Dr Lakshmi Sastry, Rutherford Appleton Laboratory, tel. 01235 445428, e-mail M.Sastry@rl.ac.uk
Dr Toby Perring, Rutherford Appleton Laboratory, tel. 01235 445428, e-mail email@example.com
Judy Redfearn, e-Science/Research communications officer, JISC/e-Science Core Programme tel. 07768 356309 e-mail: firstname.lastname@example.org
GAPtk http://www.e-science.clrc.ac.uk/web/projects/gaptk; http://www.e-science.clrc.ac.uk/web/projects/eve;
UK e-Science Programme www.rcuk.ac.uk/escience
Notes for Editors
- e-Science is the very large scale science that can be carried out by pooling access to very large digital data collections, very large scale computing resources and high performance visualisation held at different sites.
- A computing grid refers to geographically dispersed computing resources that are linked together by software known as middleware so that the resources can be shared. The vision is to provide computing resources to the consumer in a similar way to the electric power grid. The consumer can access electric or computing power without knowing which power station or computer it is coming from.

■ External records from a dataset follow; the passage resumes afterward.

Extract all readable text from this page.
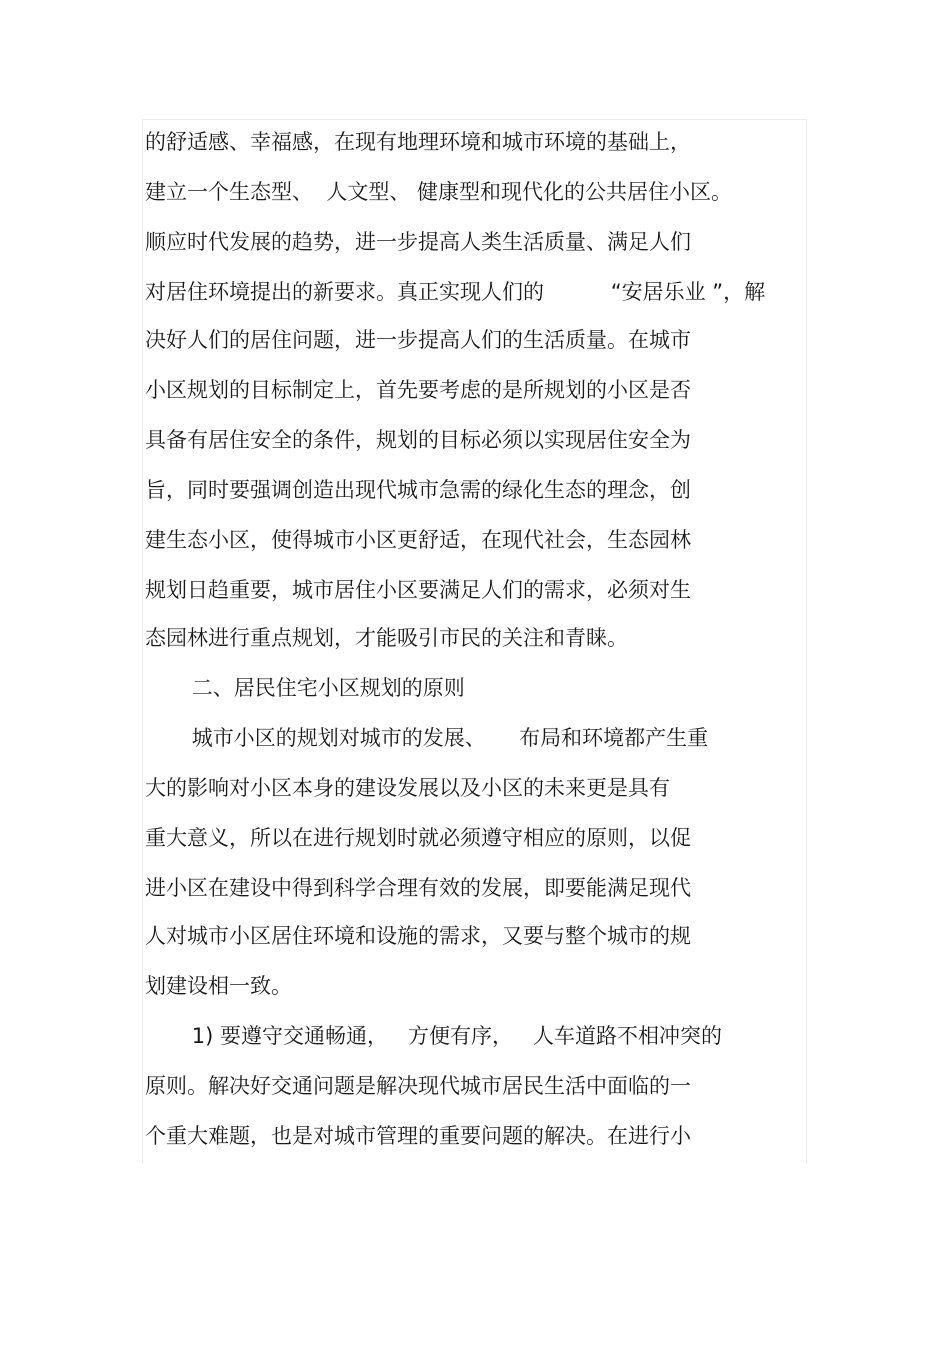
的舒适感、幸福感，在现有地理环境和城市环境的基础上，
建立一个生态型、  人文型、 健康型和现代化的公共居住小区。
顺应时代发展的趋势，进一步提高人类生活质量、满足人们
对居住环境提出的新要求。真正实现人们的          “安居乐业 ”，解
决好人们的居住问题，进一步提高人们的生活质量。在城市
小区规划的目标制定上，首先要考虑的是所规划的小区是否
具备有居住安全的条件，规划的目标必须以实现居住安全为
旨，同时要强调创造出现代城市急需的绿化生态的理念，创
建生态小区，使得城市小区更舒适，在现代社会，生态园林
规划日趋重要，城市居住小区要满足人们的需求，必须对生
态园林进行重点规划，才能吸引市民的关注和青睐。
二、居民住宅小区规划的原则
城市小区的规划对城市的发展、     布局和环境都产生重
大的影响对小区本身的建设发展以及小区的未来更是具有
重大意义，所以在进行规划时就必须遵守相应的原则，以促
进小区在建设中得到科学合理有效的发展，即要能满足现代
人对城市小区居住环境和设施的需求，又要与整个城市的规
划建设相一致。
1) 要遵守交通畅通，   方便有序，   人车道路不相冲突的
原则。解决好交通问题是解决现代城市居民生活中面临的一
个重大难题，也是对城市管理的重要问题的解决。在进行小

- The UK e-Science Programme is a coordinated £230M initiative involving all the Research Councils and the Department of Trade and Industry. It has also leveraged industrial investment of £30M. The Engineering and Physical Sciences Research Council manages the e-Science Core Programme, which is developing generic technologies, on behalf of all the Research Councils.
- The UK e-Science Programme as a whole is fostering the development of IT and grid technologies to enable new ways of doing faster, better or different research, with the aim of establishing a sustainable, national e-infrastructure for research and innovation. Further information at www.rcuk.ac.uk/escience.